Numbers on my system
Maybe of little interest now, since it turns out that Qt 4.5 will have a faster implementation yet, but I ran the benchmark and thought you might be interested in seeing the numbers. Of course then I had to wait for my account to clear before I could post a comment
The numbers are at:
http://pastebin.com/m40bd6a5a (MacOS X, Macbook Pro Core 2 Duo)
Cool that you are providing
Cool that you are providing these benchmarks, we're always looking for points of improvement in the Qt graphics system.
For 4.5 we are investigating several performance areas and this case is already covered. At least on my local build of Qt 4.5 optimization branch, the fractal filling runs slower than a plain fillRect() or drawTiledPixmap when done on a QImage.
Also, I noticed that you are using RGB16 as the format. Which format you use usually have a lot to say. For instance the ARGB32_Premultiplied format is highly optimized and runs fillRect() roughly twice as fast, because of MMX and SSE, at least on x86.
Formats
Yes, I ran it on ARGB32_Premultiplied and the fractal fill is still faster. I'm glad to hear that your local branch of Qt 4.5 optimization is even faster still. That's awesome! Do you have any idea when this will hit the snapshots?

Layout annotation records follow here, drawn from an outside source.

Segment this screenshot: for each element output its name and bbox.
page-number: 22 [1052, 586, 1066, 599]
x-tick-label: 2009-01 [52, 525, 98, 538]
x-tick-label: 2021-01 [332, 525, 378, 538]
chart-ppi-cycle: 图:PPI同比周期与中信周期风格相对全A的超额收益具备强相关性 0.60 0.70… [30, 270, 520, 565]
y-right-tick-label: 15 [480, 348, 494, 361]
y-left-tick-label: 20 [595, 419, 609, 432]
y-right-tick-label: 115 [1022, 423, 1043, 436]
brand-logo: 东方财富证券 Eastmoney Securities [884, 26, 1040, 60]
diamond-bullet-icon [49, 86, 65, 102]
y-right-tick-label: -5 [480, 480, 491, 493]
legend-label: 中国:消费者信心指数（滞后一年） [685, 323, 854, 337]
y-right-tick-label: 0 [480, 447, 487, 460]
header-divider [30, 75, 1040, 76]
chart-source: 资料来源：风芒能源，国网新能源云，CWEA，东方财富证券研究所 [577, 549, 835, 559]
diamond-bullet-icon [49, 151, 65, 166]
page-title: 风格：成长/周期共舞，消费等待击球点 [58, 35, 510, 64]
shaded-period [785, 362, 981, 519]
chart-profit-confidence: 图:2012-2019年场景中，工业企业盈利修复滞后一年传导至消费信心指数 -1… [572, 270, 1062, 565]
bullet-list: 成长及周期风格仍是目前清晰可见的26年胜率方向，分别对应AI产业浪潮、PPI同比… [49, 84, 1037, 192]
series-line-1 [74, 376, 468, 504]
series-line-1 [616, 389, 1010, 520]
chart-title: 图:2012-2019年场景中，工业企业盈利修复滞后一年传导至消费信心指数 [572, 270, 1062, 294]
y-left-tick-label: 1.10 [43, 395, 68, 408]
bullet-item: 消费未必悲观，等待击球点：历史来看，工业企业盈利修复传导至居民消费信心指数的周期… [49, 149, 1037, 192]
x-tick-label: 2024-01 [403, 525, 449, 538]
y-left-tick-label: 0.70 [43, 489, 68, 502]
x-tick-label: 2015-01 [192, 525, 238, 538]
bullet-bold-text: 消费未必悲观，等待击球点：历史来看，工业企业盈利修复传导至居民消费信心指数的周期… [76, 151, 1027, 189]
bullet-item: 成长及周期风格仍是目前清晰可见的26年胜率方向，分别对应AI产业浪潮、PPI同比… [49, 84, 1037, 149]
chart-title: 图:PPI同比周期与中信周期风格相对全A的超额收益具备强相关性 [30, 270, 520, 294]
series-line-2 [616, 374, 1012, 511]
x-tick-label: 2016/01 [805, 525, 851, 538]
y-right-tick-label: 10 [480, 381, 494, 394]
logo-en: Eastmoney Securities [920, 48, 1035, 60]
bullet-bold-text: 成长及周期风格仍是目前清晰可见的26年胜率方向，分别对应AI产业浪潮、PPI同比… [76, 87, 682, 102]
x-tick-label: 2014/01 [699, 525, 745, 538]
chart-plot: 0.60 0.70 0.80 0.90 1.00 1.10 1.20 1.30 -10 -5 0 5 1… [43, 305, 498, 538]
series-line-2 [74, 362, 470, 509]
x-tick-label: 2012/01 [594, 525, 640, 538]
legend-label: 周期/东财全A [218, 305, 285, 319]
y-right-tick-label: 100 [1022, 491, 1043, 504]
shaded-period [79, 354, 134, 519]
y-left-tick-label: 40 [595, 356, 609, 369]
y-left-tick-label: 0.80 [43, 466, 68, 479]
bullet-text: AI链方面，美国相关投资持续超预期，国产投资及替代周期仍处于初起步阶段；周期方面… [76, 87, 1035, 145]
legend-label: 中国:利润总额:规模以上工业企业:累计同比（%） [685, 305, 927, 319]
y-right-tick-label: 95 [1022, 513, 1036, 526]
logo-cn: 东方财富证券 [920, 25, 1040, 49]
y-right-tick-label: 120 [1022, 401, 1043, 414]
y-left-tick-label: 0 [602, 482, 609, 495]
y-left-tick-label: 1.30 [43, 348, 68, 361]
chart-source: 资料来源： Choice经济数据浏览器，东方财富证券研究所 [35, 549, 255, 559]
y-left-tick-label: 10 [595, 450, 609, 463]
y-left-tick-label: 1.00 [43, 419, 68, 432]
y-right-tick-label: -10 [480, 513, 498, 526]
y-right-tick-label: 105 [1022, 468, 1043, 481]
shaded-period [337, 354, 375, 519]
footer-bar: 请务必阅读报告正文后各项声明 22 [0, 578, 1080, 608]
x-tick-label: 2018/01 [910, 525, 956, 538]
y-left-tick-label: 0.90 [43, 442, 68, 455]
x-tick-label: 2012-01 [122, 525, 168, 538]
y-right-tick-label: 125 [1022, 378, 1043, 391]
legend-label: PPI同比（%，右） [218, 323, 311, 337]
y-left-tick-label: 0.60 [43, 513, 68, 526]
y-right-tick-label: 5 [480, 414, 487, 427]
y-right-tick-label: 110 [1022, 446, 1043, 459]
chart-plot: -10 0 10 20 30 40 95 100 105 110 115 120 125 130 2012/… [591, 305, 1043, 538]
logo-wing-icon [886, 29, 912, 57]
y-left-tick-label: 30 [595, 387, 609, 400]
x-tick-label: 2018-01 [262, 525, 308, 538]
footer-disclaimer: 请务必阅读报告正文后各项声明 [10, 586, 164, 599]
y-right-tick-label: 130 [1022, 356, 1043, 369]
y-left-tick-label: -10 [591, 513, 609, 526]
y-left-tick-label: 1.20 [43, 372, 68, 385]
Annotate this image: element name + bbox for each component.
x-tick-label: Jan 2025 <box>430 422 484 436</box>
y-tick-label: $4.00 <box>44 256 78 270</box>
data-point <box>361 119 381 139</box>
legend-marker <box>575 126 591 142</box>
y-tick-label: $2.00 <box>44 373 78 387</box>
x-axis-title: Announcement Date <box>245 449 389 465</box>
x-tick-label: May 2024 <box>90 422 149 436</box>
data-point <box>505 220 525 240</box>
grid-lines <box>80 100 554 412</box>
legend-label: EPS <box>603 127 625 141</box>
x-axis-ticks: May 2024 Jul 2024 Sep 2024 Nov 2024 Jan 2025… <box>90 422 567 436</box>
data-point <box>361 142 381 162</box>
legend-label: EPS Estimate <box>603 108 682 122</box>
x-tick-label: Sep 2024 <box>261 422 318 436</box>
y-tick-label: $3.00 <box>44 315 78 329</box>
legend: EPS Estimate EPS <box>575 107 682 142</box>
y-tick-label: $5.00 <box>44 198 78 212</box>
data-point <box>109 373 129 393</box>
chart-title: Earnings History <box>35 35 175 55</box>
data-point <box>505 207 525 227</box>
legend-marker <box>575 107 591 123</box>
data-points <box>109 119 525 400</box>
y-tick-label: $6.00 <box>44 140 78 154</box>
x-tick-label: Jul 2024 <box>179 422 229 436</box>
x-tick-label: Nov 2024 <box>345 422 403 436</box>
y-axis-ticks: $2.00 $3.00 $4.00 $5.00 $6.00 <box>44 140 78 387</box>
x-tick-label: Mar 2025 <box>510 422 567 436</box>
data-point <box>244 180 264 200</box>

Also, are you planning on introducing drawTiledImage? As no matter if it is faster, it is just plain wrong to convert a QImage to a QPixmap for tiling purposes especially when the canvas device you are drawing to is QImage.
When playing with KDE4 I
When playing with KDE4 I noticed a massive CPU usage when simply hovering over listviews (not sure what exact class that is), for instance the plugin lists in KRunner config or KWin effects config, also the process list in the process manager (accessible via KRunner). Simply hovering over the lists elements makes my CPU (Pentium M 1,4GHz) go up to 80-90% (half Xorg and half application). Could this be the same cause?
What???
What???
You talked about inefficient
bug
Did you file a bug at Qt's bugtracker? I suppose it isn't possible to add a patch over there. Maybe something Nokia should think about adding, after all, opening up is good, right?